Lets say someone is making a claim that he is throwing a fair dice (with number 1 to 6) sequentially.

Lets say I claim the output of my dice throw is uniformly random, ie: with equal chances of getting a number from 1 to 6.

And then he throws the dice 12 times, and show you the output sequence.  From the output, can you make a judgement whether this is really a sequential flow of a fair dice ?  In other words, is the output really follow a random process as expected ?

Lets look at 3 situations
  • Situation 1 output is [4, 1, 3, 1, 2, 6, 3, 5, 5, 1, 2, 4]
  • Situation 2 output is [1, 1, 1, 1, 1, 1, 1, 1, 1, 1, 1, 1]
  • Situation 3 output is [1, 2, 3, 4, 5, 6, 1, 2, 3, 4, 5, 6]
At first glance, the output of situation 1 looks like resulting from a random process.  Situation 2 definitely doesn't look like it.  Situation 3 is harder to judge.  If you look at the proportion of the output numbers, the frequency of each output number of situation 3 definitely follows a uniform distribution of a fair dice.  But if you look at the number ordering, situation 3 follows a well-defined ordering that doesn't seem to be random at all.  Therefore, I don't think the output of situation 3 is following a random process.

However, this seems to be a very arbitrary choice.  Why would I look at the number ordering at all ? Should I look for more properties ?  such as ...
  • Whether the number of the even position are even
  • Average gap between consecutive throws
  • Whether the number in the 3rd position always smaller than the 10th position
  • ...
As you can see, depends on my imagination, the list can go on and on.  How can I tell whether situation 3 is following a random process or not ?

Method 1: Randomization Test

This is based on the hypothesis testing methodology.  We establish null hypothesis H0 that situation 3 follows a random process.

First, I define an arbitrary list of statistics of my choices
  • statisticA = proportion of even numbers in even position
  • statisticB = average gap between consecutive output numbers
  • statisticC = ...
Second, I run a simulation to generate 12 numbers based on a random process.  Calculate the corresponding statistics defined above.

Third repeat the simulation for N times, output the mean and standard deviation of the statistics.

If the statisticA or B or C of situation 3 are too far away (based on the likelihood pValue) from the mean of statistics A/B/C by the number of standard deviation of statistics A/B/C, then we conclude that situation 3 is not following a random process.  Otherwise, we don't have enough evidence to show our null hypothesis is violated and so we accept situation 3 follows the random process.

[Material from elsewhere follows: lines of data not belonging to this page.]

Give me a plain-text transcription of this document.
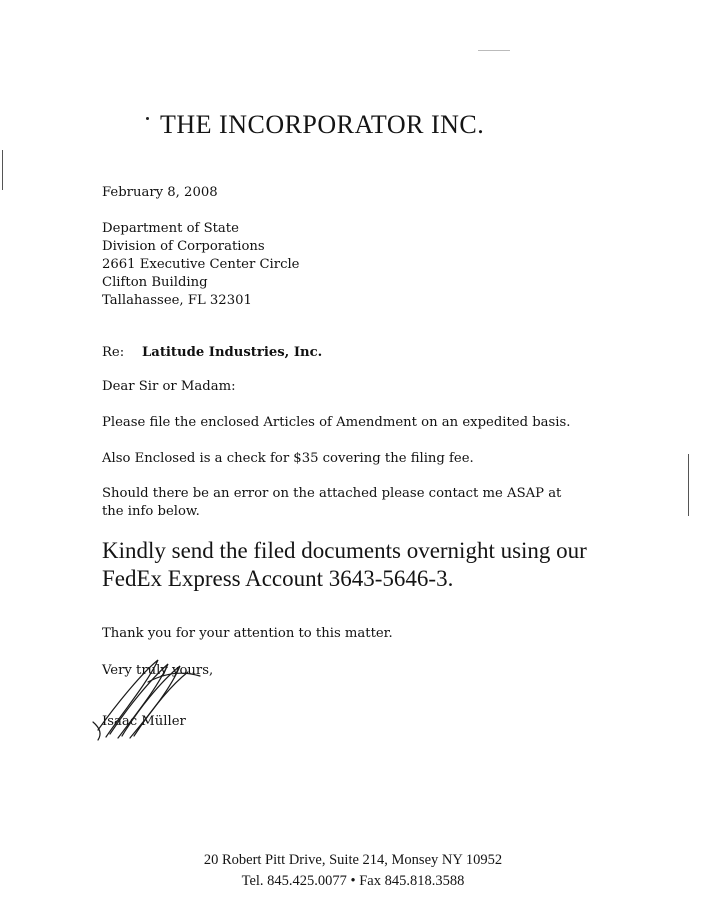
THE INCORPORATOR INC.
February 8, 2008
Department of State
Division of Corporations
2661 Executive Center Circle
Clifton Building
Tallahassee, FL 32301
Re: Latitude Industries, Inc.
Dear Sir or Madam:
Please file the enclosed Articles of Amendment on an expedited basis.
Also Enclosed is a check for $35 covering the filing fee.
Should there be an error on the attached please contact me ASAP at
the info below.
Kindly send the filed documents overnight using our
FedEx Express Account 3643-5646-3.
Thank you for your attention to this matter.
Very truly yours,
Isaac Müller
20 Robert Pitt Drive, Suite 214, Monsey NY 10952
Tel. 845.425.0077 • Fax 845.818.3588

Method 2: Predictability Test

This is based on the theory of predictive analytics.

First, I pick a particular machine learning algorithm, lets say time series forecast using ARIMA.
Notice that I can also choose to use RandomForest and create some arbitrary input features (such as previous output number, maximum number in last 3 numbers ... etc)

Second, I train my selected predictive model based on the output data of situation 3 (in this example, situation 3 has only 12 data point, but imagine we have much more than 12 data point).

Third, I evaluate my model in the test set.  And see whether the prediction is much better than a random guess.  For example I can measure the lift of my model by comparing the RMSE (root mean square error) or my prediction and the standard deviation of the testing data.  If the lift is very insignificant, then I conclude that situation 3 results from a random process, because my predictive model doesn't learn any pattern.


Monday, March 3, 2014

Estimating statistics via Bootstrapping and Monte Carlo simulation

We want to estimate some "statistics" (e.g. average income, 95 percentile height, variance of weight ... etc.) from a population.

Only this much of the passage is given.